From Everlasting Mercy to Hope
God’s eternality could feel intimidating if it were disconnected from His character. But Scripture repeatedly connects “from everlasting to everlasting” with God’s mercy, righteousness, and covenant faithfulness. God’s endless life means His grace does not run out, His promises do not expire, and His salvation is not fragile.
“But the mercy of the Lord is from everlasting to everlasting on those who fear Him,
And His righteousness to children’s children.” (Psalm 103:17)
Here “from everlasting to everlasting” describes God’s mercy, His loyal love toward those who fear Him. Biblical fear is not terror that drives us away from God. It is reverent trust that bows before Him. The promise is not that God’s mercy is earned by our performance, but that His mercy faithfully rests upon those who turn to Him in humble faith and continue looking to Him.
The New Testament deepens this confidence by applying Old Testament language about the eternal Creator directly to the Son. Hebrews quotes Psalm 102 and uses it to speak of Jesus, showing that the unchanging nature of God belongs to Him.
“And: ‘You, Lord, in the beginning laid the foundation of the earth,
And the heavens are the work of Your hands.
They will perish, but You remain;
And they will all grow old like a garment;
Like a cloak You will fold them up,
And they will be changed.
But You are the same,
And Your years will not fail.’” (Hebrews 1:10-12)
Creation itself is temporary in its present form. It “grows old.” It will be changed. But Christ remains the same. That means our hope is anchored not in the stability of circumstances, nations, bodies, or even the present heavens and earth.
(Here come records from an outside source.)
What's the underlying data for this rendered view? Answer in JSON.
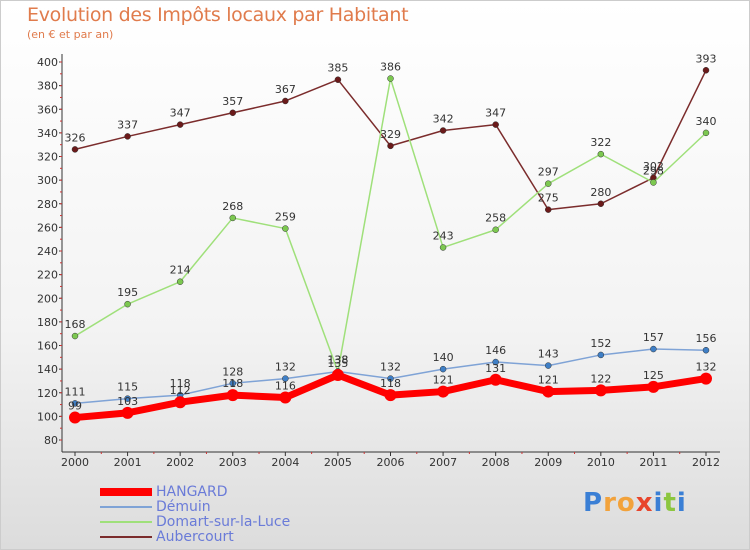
{
  "title": "Evolution des Impôts locaux par Habitant",
  "subtitle": "(en € et par an)",
  "logo": {
    "text": "Proxiti",
    "letters": [
      "P",
      "r",
      "o",
      "x",
      "i",
      "t",
      "i"
    ],
    "colors": [
      "#3a7fd5",
      "#f2a23b",
      "#f2a23b",
      "#e8452c",
      "#3a7fd5",
      "#8cc63f",
      "#3a7fd5"
    ]
  },
  "chart_data": {
    "type": "line",
    "x": [
      "2000",
      "2001",
      "2002",
      "2003",
      "2004",
      "2005",
      "2006",
      "2007",
      "2008",
      "2009",
      "2010",
      "2011",
      "2012"
    ],
    "ylim": [
      80,
      400
    ],
    "yticks": [
      80,
      100,
      120,
      140,
      160,
      180,
      200,
      220,
      240,
      260,
      280,
      300,
      320,
      340,
      360,
      380,
      400
    ],
    "grid": false,
    "legend_position": "bottom-left",
    "series": [
      {
        "name": "Aubercourt",
        "color": "#7b2c2c",
        "marker": "#6b1a1a",
        "width": 1.5,
        "labels": true,
        "values": [
          326,
          337,
          347,
          357,
          367,
          385,
          329,
          342,
          347,
          275,
          280,
          302,
          393
        ]
      },
      {
        "name": "Domart-sur-la-Luce",
        "color": "#9fe07a",
        "marker": "#7cc850",
        "width": 1.5,
        "labels": true,
        "values": [
          168,
          195,
          214,
          268,
          259,
          138,
          386,
          243,
          258,
          297,
          322,
          298,
          340
        ]
      },
      {
        "name": "Démuin",
        "color": "#7fa3d6",
        "marker": "#3f7fc6",
        "width": 1.5,
        "labels": true,
        "values": [
          111,
          115,
          118,
          128,
          132,
          138,
          132,
          140,
          146,
          143,
          152,
          157,
          156
        ]
      },
      {
        "name": "HANGARD",
        "color": "#ff0000",
        "marker": "#ff0000",
        "width": 7,
        "labels": true,
        "values": [
          99,
          103,
          112,
          118,
          116,
          135,
          118,
          121,
          131,
          121,
          122,
          125,
          132
        ]
      }
    ],
    "legend_order": [
      "HANGARD",
      "Démuin",
      "Domart-sur-la-Luce",
      "Aubercourt"
    ]
  }
}
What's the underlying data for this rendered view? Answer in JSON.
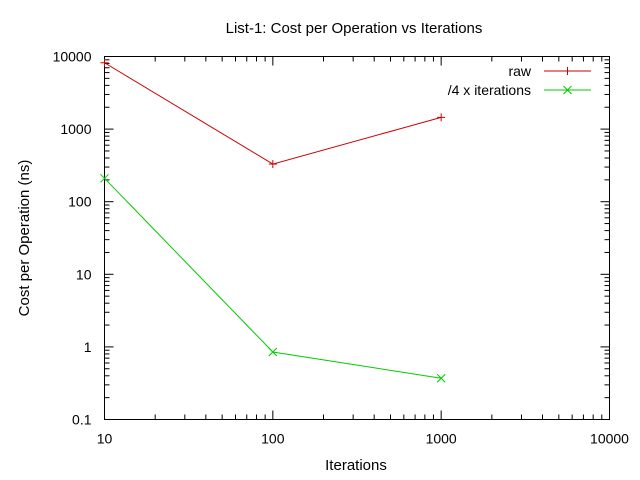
{
  "chart_data": {
    "type": "line",
    "title": "List-1: Cost per Operation vs Iterations",
    "xlabel": "Iterations",
    "ylabel": "Cost per Operation (ns)",
    "xscale": "log",
    "yscale": "log",
    "xlim": [
      10,
      10000
    ],
    "ylim": [
      0.1,
      10000
    ],
    "xticks": [
      10,
      100,
      1000,
      10000
    ],
    "xtick_labels": [
      "10",
      "100",
      "1000",
      "10000"
    ],
    "yticks": [
      0.1,
      1,
      10,
      100,
      1000,
      10000
    ],
    "ytick_labels": [
      "0.1",
      "1",
      "10",
      "100",
      "1000",
      "10000"
    ],
    "grid": false,
    "legend_position": "top-right",
    "series": [
      {
        "name": "raw",
        "color": "#cc0000",
        "marker": "plus",
        "x": [
          10,
          100,
          1000
        ],
        "y": [
          8200,
          330,
          1450
        ]
      },
      {
        "name": "/4 x iterations",
        "color": "#00cc00",
        "marker": "cross",
        "x": [
          10,
          100,
          1000
        ],
        "y": [
          210,
          0.85,
          0.37
        ]
      }
    ]
  }
}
Our hope is anchored in the unchanging Lord.
This is where doctrine becomes daily strength. Because God is eternal, He is never caught off guard by your season of life. Because God is eternal, He is able to keep every promise He has ever made. Because Jesus is eternal, His saving work is sufficient, His intercession is ongoing, and His kingdom is sure.
And because the eternal God has made Himself known in Jesus Christ, we are invited into an eternal relationship, not as a vague spiritual idea, but as a reconciled life. Eternal life in the New Testament is not merely endless existence. It is a quality of life that begins now through knowing God in Christ and continues without end. The duration is endless because the One who gives it is eternal.
My Final Thoughts
“From everlasting to everlasting” calls us to lift our eyes above the passing nature of this world and fix them on the unchanging God. The Scriptures do not present eternality as a distant mystery, but as a solid foundation for faith. The God who existed before the mountains were formed is the same God who draws near to the humble, keeps His promises, and rules history from beginning to end.
Most importantly, the Bible shows that this eternal identity is revealed in Jesus Christ, the Word who was with God and was God, the Creator and Sustainer, the Alpha and the Omega, the eternal King. If you belong to Him, your life is held by more than time and circumstance. You are held by the everlasting God, and His mercy truly is from everlasting to everlasting.